There is no accountability in the post-privatization set-up of KESC. Siemens is tightly protected by its agreement through which they will still be paid the astronomical sum of $9-8 billion even if their delivery is zero, which is the current case. And in the process millions of Karachiites continue to suffer.

The manpower which was running KESC before privatization has been totally sidelined and so, all the senior chief engineers heading the generation, transmission and distribution departments who had the know-how have been kept out of commission. These were the people who were still managing to provide services despite having a dilapidated infrastructure and a ban on investment for new equipment as they knew how to keep the system running. While their salaries were at a maximum of Rs50,000 - Rs60,000, the new managers inducted have been given salaries up to a million rupees.

The new CEO, S. M. Amjad, a retired general, draws a salary of Rs1.1 million besides perks amounting to Rs0.3million. His appointment was made outside proper procedure on the recommendation of the Board of Directors and he has no credentials to prove that he possesses technical know-how of running such a sensitive outfit.

While its performance wasn’t an exemplary one before privatisation, there is no doubt that post privatisation, the slide has not only been drastic but critically damaging.
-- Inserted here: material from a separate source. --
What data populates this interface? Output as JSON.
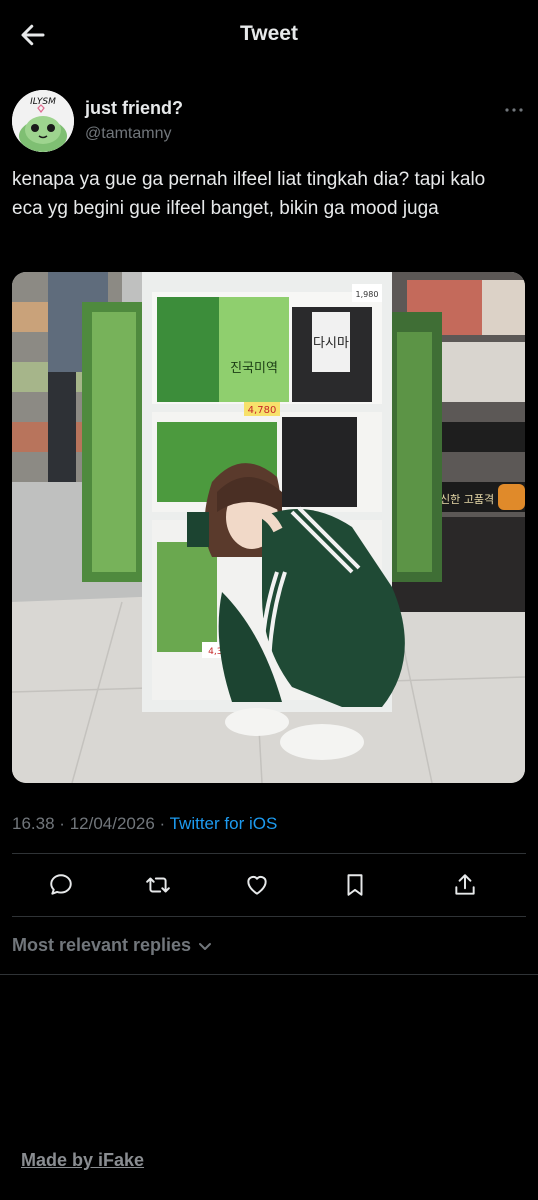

The process of privatisation itself has severe critics on the inside as well as on the outside who allege that it was through the prime minister’s orders that such a poor deal was made and there were many vested reasons to include the operations and management contractors on the terms which were detrimental to KESC’s well-being from the outset. The situation now demands that the government rectifies its mistake with immediate effect and save the company and in turn the suffering of the 16 million consumers by revoking all existing contracts, taking back the management and operations of the company from the current owners. With the loan acquired recently, the best that can be done is that its processing be monitored and channelised towards development under professional expertise. Since the electricity situation is one human concern that the president is also anxious about, this is perhaps a good time to turn the electricity crisis around in Karachi and ensure a solid vote bank which is fast dwindling.